Judge Azrack agreed with the prosecutors’ recommendation to release him with time served, and Mr. Qin was scheduled to be flown to an unspecified country just hours later. The question of which country remained under seal at his request, after he cited safety concerns. He had requested not to be sent to China, where he owes $450 million debt to three companies.
Federal prosecutors said in court papers that the campaigns had no knowledge of Mr. Qin’s straw donor scheme, carried out in 2021 and 2022, in which he asked others to contribute and agreed to reimburse them.
The other two campaigns were identified by two people with knowledge of the case as those of Representative Andrew Garbarino of Long Island and Allan Fung, a former mayor of Cranston, R.I., who ran for Congress. They are both Republicans, while Mr. Adams is a Democrat. Neither immediately returned a call for comment.
Mr. Adams has acknowledged having met Mr. Qin during his 2021 campaign, but has said he had no involvement in the donation scheme. The news outlet The City reported that Mr. Qin’s former wife, Ms. Liu, was a member of Mr. Adams’s Asian Affairs Advisory Council. Ms. Liu, a former model, and Mr. Qin donated $4,000 under their own names to the mayor’s 2021 campaign. Reached by phone, Ms. Liu declined to comment.

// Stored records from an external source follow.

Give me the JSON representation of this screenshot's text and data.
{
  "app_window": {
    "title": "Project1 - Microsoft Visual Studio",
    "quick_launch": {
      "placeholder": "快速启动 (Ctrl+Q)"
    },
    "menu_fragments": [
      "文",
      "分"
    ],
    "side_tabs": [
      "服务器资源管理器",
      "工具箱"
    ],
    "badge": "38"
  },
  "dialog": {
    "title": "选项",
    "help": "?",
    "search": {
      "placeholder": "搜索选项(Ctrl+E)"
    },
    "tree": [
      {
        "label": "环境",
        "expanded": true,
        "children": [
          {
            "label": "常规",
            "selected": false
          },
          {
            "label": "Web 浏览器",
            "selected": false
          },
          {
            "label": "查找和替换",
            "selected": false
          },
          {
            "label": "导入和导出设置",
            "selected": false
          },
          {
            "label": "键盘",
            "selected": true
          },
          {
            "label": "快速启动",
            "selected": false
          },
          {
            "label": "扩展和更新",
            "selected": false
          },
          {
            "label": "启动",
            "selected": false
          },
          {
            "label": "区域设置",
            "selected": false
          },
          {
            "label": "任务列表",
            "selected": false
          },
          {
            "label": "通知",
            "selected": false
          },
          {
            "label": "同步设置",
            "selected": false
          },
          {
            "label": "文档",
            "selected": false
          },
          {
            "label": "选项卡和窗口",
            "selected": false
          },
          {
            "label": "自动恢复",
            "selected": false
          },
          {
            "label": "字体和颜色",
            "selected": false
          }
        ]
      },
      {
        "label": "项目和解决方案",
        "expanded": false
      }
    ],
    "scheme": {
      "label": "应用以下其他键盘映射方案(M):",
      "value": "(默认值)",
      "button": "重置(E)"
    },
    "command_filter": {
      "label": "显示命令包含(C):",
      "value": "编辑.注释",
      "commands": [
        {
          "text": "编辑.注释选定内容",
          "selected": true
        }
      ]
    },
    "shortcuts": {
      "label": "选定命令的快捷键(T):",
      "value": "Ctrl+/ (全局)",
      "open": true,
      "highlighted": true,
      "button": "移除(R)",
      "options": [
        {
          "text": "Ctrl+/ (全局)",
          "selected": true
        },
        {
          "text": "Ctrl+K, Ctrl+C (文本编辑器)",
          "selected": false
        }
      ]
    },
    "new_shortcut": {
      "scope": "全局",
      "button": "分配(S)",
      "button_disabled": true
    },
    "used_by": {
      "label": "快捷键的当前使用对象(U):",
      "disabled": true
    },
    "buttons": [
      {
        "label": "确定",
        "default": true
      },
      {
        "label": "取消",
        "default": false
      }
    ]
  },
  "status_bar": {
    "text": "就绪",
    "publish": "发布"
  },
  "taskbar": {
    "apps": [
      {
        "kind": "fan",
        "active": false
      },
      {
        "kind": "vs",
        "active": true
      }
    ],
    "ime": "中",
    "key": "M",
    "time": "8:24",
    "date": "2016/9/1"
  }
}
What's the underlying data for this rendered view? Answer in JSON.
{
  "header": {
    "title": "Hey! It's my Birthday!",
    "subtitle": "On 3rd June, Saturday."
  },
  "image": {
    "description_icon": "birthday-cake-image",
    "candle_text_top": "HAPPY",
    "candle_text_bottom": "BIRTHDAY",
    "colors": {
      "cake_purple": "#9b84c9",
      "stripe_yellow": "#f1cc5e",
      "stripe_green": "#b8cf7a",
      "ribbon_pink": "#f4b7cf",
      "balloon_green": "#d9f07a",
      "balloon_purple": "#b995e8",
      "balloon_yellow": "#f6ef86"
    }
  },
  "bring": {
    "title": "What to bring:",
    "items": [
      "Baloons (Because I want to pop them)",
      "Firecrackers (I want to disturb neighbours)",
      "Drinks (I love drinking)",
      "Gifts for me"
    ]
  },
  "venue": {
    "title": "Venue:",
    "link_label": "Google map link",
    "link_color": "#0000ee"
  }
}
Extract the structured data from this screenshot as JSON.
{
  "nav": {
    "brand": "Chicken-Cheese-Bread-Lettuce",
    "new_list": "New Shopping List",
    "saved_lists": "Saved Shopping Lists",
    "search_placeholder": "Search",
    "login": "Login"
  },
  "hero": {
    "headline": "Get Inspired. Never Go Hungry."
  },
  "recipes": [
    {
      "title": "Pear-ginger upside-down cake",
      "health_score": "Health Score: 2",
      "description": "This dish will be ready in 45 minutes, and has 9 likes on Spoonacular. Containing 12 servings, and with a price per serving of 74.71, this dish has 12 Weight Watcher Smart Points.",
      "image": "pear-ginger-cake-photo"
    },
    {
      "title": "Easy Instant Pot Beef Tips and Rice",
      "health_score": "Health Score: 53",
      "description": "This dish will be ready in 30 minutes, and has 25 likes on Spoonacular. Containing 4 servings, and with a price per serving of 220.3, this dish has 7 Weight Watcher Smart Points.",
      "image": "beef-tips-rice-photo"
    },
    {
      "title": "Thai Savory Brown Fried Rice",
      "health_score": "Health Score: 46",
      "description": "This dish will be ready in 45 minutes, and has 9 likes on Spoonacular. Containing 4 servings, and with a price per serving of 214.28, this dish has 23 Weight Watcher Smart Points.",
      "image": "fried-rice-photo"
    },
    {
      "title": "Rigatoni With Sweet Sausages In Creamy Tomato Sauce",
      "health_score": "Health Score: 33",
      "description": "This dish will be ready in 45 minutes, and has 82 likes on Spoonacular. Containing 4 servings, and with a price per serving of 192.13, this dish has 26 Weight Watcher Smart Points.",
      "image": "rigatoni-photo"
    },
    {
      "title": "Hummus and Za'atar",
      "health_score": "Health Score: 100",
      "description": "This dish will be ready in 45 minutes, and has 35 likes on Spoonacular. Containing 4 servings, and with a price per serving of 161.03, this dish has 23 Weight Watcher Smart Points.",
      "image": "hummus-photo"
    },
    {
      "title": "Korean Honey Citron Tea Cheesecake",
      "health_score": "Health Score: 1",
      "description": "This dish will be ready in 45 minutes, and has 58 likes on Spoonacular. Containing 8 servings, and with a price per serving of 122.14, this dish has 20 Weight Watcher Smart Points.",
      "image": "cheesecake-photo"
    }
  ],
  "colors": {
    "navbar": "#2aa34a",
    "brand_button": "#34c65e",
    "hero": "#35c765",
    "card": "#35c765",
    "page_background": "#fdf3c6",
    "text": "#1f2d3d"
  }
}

The U.S. attorney for the Eastern District, Breon Peace, said in a statement that Mr. Qin had “learned a lesson in American civics the hard way, that no one is above the law.”
Mr. Qin once helmed a business empire in China that included a Beijing nightclub and film and entertainment companies, and he was included on the Forbes list of billionaires in 2018. His lawyer said he was a philanthropist who had donated to schools in China and in the New York area, where his wife and children had lived since 2010. He obtained his green card in 2019.
But his fortunes turned soon after that. In court papers, his lawyers blamed the sudden demise of his businesses on China’s coronavirus pandemic lockdown and said that had led to a “hostile divorce.”
In 2021, a Chinese arbitration panel ordered Mr. Qin to repay $450 million to his onetime business partners. A lawsuit to recoup the money is advancing in Manhattan federal court. In a decision late Wednesday, the judge in that case, Katherine Polk Failla, denied a bid by the plaintiffs to seize Mr. Qin’s passport to prevent him from leaving the country. The plaintiffs’ lawyers had argued that Mr. Qin would never be held accountable for his debt if he was allowed to leave the United States.
In a twist, Mr. Qin filed for bankruptcy on Wednesday, just before a hearing in the civil case. He had already been held in contempt for violating court orders in that case, including concealing significant assets.
In a filing, lawyers for the investors argued that Mr. Qin “will have been rewarded for his defiance by being released to a foreign country to live a life of luxury with the assets he kept concealed from this court.”
Susan C. Beachy contributed research.